Help get this banned!
Have you heard about chlorpyrifos?
Per Wikipedia “Chlorpyrifos is moderately toxic to humans, and exposure has been linked to neurological effects, persistent developmental disorders, and autoimmune disorders. Exposure during pregnancy retards the mental development of children, and most use in homes has been banned since 2001 in the U.S. In agriculture, it remains “one of the most widely used organophosphate insecticides”, according to the United States Environmental Protection Agency (EPA).“
So this poison is still used in insecticides that are used on our food. This poison can be deadly to children and any who don’t have fully developed autoimmune disorders.
Read this and get ready to get angry. I have added bolding.
A toxic pesticide known to damage children’s brains is up for review by the U.S. Environmental Protection Agency (EPA).
Chlorpyrifos, which is marketed by Dow under several trade names, including Dursban and Lorsban, is a type of organophosphate insecticide. Introduced in 1965, it kills insects by interfering with the enzyme cholinesterase, which is essential for the proper working of the nervous systems of both humans and insects.

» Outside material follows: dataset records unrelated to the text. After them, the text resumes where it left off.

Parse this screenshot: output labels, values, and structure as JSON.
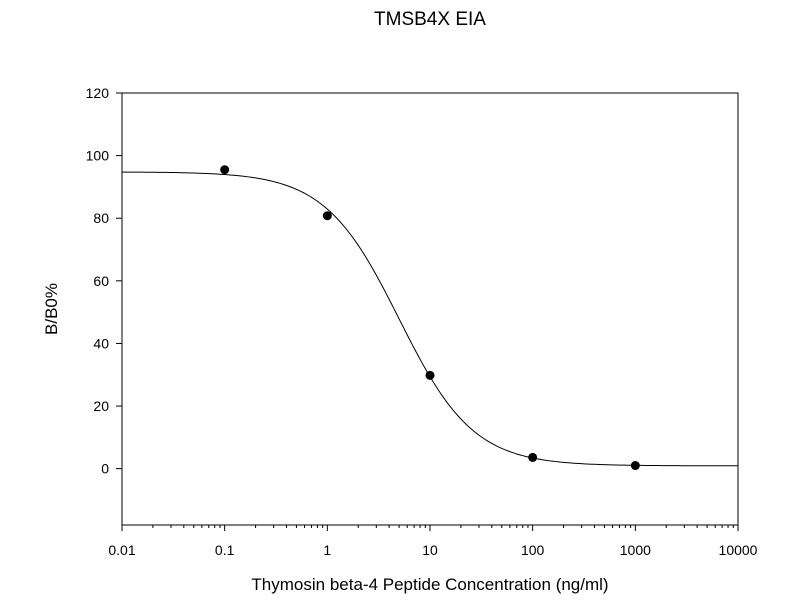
{
  "chart_data": {
    "type": "scatter",
    "title": "TMSB4X EIA",
    "xlabel": "Thymosin beta-4 Peptide Concentration (ng/ml)",
    "ylabel": "B/B0%",
    "x_scale": "log",
    "xlim": [
      0.01,
      10000
    ],
    "ylim": [
      -18,
      120
    ],
    "x_ticks": [
      0.01,
      0.1,
      1,
      10,
      100,
      1000,
      10000
    ],
    "x_tick_labels": [
      "0.01",
      "0.1",
      "1",
      "10",
      "100",
      "1000",
      "10000"
    ],
    "y_ticks": [
      0,
      20,
      40,
      60,
      80,
      100,
      120
    ],
    "y_tick_labels": [
      "0",
      "20",
      "40",
      "60",
      "80",
      "100",
      "120"
    ],
    "grid": false,
    "legend": "none",
    "series": [
      {
        "points": [
          {
            "x": 0.1,
            "y": 95.5
          },
          {
            "x": 1,
            "y": 80.8
          },
          {
            "x": 10,
            "y": 29.8
          },
          {
            "x": 100,
            "y": 3.6
          },
          {
            "x": 1000,
            "y": 1.0
          }
        ],
        "fit": "four-parameter logistic",
        "color": "#000000"
      }
    ]
  }
}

The EPA banned chlorpyrifos for household use in 2000 (though it is still allowed, in child-safe packaging, as bait for ants and roaches). It was also later banned for use on tomatoes and restricted for use on apples, citrus and nut trees.
So despite old and new research linking chlorpyrifos to neurological disorders, especially in children, the EPA continues to allow this toxic pesticide to be sprayed on parks, golf courses, farms where it drifts onto food.
In her recent article, “Pesticides, Birth Defects and Brain Damage in Children,” Dr. Janette Sherman, MD, says that chlorpyrifos “is a serious risk to health and intellect for people working and living in proximity to fields.” Sherman also said that detectable levels of chlorpyrifos in New York City children, raises the question of exposure via food.
The EPA maintains that the agency only allows “safe” levels of chlorpyrifos residue in food. According to a recent article in Grist:
But the idea that chlorppyrifos, or any other toxic chemical, is safe in low levels is a myth, according to research presented by Andre Leu, in his book The Myths of Safe Pesticides. Writing about endocrine disruptors, of which chlorpyrifos is one, Leu says:
The lowest doses of some chemicals can be more toxic instead of the least toxic. The current regulatory methodology of determining the ADI [Acceptable Daily Intake] by lowering the threshold level of exposure is therefore problematic. This threshold is determined on the assumption that all chemicals including pesticides continue to decrease in toxicity in a linear model. Very little actual testing has been done at these levels to verify that this assumption is correct when setting the ADI.
So while I have written articles against the EPA overreach, this is the very area for which the EPA was created and where we should ask them to act on our behalf and not the big companies!